“That’s something he has to live with.”

It was the least he deserved. I didn’t know if he even cared about the damage he caused, the destruction he’d brought into my life.

“What are you going to do?”

“What do you mean?”

“I was surprised to have gotten the call this morning. I’d have expected you to tell Michael to fuck off.”

“I’d never tell Michael to fuck off. He knows my coffee order.”

Franc laughed. “Good point, but still. Why not have him call the cops? Or call Ray or Albert or one of the other veterans?”

Ron hung out at the local VFW and had made friends with the other veterans in the area. It was a small group, but from what Nero had told me about them, they were loyal to one another.

“Any one of those guys would have shown up, so why didn’t you call them?”

His question sat in the air, poking at me, but I didn’t have an answer.
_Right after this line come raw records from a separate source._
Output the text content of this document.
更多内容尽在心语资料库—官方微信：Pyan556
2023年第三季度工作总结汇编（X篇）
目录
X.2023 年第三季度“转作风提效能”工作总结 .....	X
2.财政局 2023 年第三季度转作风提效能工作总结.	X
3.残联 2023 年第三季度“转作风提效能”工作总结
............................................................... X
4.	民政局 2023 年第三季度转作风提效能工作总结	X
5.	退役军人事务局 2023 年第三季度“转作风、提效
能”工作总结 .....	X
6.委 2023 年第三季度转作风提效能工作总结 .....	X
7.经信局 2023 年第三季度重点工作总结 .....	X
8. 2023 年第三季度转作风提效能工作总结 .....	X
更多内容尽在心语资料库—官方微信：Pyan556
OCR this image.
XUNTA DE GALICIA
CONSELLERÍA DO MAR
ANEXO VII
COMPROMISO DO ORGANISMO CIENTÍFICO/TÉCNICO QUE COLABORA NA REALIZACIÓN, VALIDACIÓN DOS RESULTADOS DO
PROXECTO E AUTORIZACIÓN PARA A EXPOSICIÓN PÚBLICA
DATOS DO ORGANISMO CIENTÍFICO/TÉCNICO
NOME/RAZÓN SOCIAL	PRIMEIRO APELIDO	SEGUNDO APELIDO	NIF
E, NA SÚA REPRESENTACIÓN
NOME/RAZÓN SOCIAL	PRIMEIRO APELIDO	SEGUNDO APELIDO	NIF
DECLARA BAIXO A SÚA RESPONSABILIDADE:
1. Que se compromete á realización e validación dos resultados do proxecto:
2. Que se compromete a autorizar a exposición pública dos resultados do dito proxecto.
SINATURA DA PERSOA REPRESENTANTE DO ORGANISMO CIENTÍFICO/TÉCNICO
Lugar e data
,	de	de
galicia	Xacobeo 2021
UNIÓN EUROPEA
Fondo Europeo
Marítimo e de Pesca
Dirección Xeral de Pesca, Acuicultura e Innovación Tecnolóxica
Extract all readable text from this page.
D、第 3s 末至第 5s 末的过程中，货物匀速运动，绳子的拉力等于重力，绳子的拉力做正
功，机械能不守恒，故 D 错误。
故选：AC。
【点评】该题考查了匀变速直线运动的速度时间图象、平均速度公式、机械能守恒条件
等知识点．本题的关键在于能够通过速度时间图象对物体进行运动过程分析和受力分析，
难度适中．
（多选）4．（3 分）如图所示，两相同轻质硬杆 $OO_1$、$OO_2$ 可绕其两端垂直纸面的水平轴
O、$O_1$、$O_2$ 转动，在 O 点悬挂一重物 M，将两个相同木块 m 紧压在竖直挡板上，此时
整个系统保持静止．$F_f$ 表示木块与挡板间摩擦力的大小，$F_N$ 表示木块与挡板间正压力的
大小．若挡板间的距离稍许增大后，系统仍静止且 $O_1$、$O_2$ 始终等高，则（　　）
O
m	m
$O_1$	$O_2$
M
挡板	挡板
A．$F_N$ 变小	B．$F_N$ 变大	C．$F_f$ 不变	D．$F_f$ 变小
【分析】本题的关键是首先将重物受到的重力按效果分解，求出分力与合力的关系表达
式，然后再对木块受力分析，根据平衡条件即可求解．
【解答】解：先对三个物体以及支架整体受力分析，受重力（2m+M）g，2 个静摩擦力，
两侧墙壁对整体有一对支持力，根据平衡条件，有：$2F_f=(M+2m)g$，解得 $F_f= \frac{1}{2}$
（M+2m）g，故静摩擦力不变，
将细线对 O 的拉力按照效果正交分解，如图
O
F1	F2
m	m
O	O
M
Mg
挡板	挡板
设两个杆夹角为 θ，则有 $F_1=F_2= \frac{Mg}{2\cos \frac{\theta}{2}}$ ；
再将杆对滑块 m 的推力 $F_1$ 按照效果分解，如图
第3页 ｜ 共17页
I could have lied and said I got the call and it was on the way to the distillery, but that was bullshit, and Franc would have smelled it from a mile away.

“I wish I knew.”

Franc patted my shoulder. “I do.”

“Really? You’re a fucking mind reader now? Even if you were, there’s honestly nothing going on up here.”

“I don’t need to be a mind reader to know you wouldn’t leave Ron there. Just like you’d never want someone to treat you the way he treated you. Whether it kills you or not, you won’t give him the satisfaction of turning out like the example he gave you. You will always strive to be better, to do better, because you don’t want to be another statistic. You don’t want to be him.”

“You think you’re smart?”

“I know I’m smart. And it’s okay if you’re just figuring this out now. Even if I have been telling you for over thirty years. Congratulations on catching up.”

“I never said you were smart. I asked ifyouthink you are.”

“Same thing.”

“Not even close.” I rested my arm out the window and glanced at Jack in the rearview. His tongue hung from his mouth, flopping in the breeze. I never thought I’d take on the responsibility of another creature, but Jack proved I was capable, and I would never have it any other way.

“Animals are good for people,” I said.

“Sure, they escape from every damn cage, go missing for hours on end, eat entirely too many bugs.”

“I wasn’t talking about Sally. But we both know you love that beardie.”

“She’s all right.”

“You built her a cage bigger than the bedroom I grew up in.”

“She needed space to move around.”

I shook my head and slightly laughed.

“I’m just saying… maybe that cat helped unlock something in Ron even he didn’t know was inside of him.”

“What, like compassion? Tolerance? Love?”

“Something like that.”

I hoped for the cat’s sake, she would never meet the Ron I knew.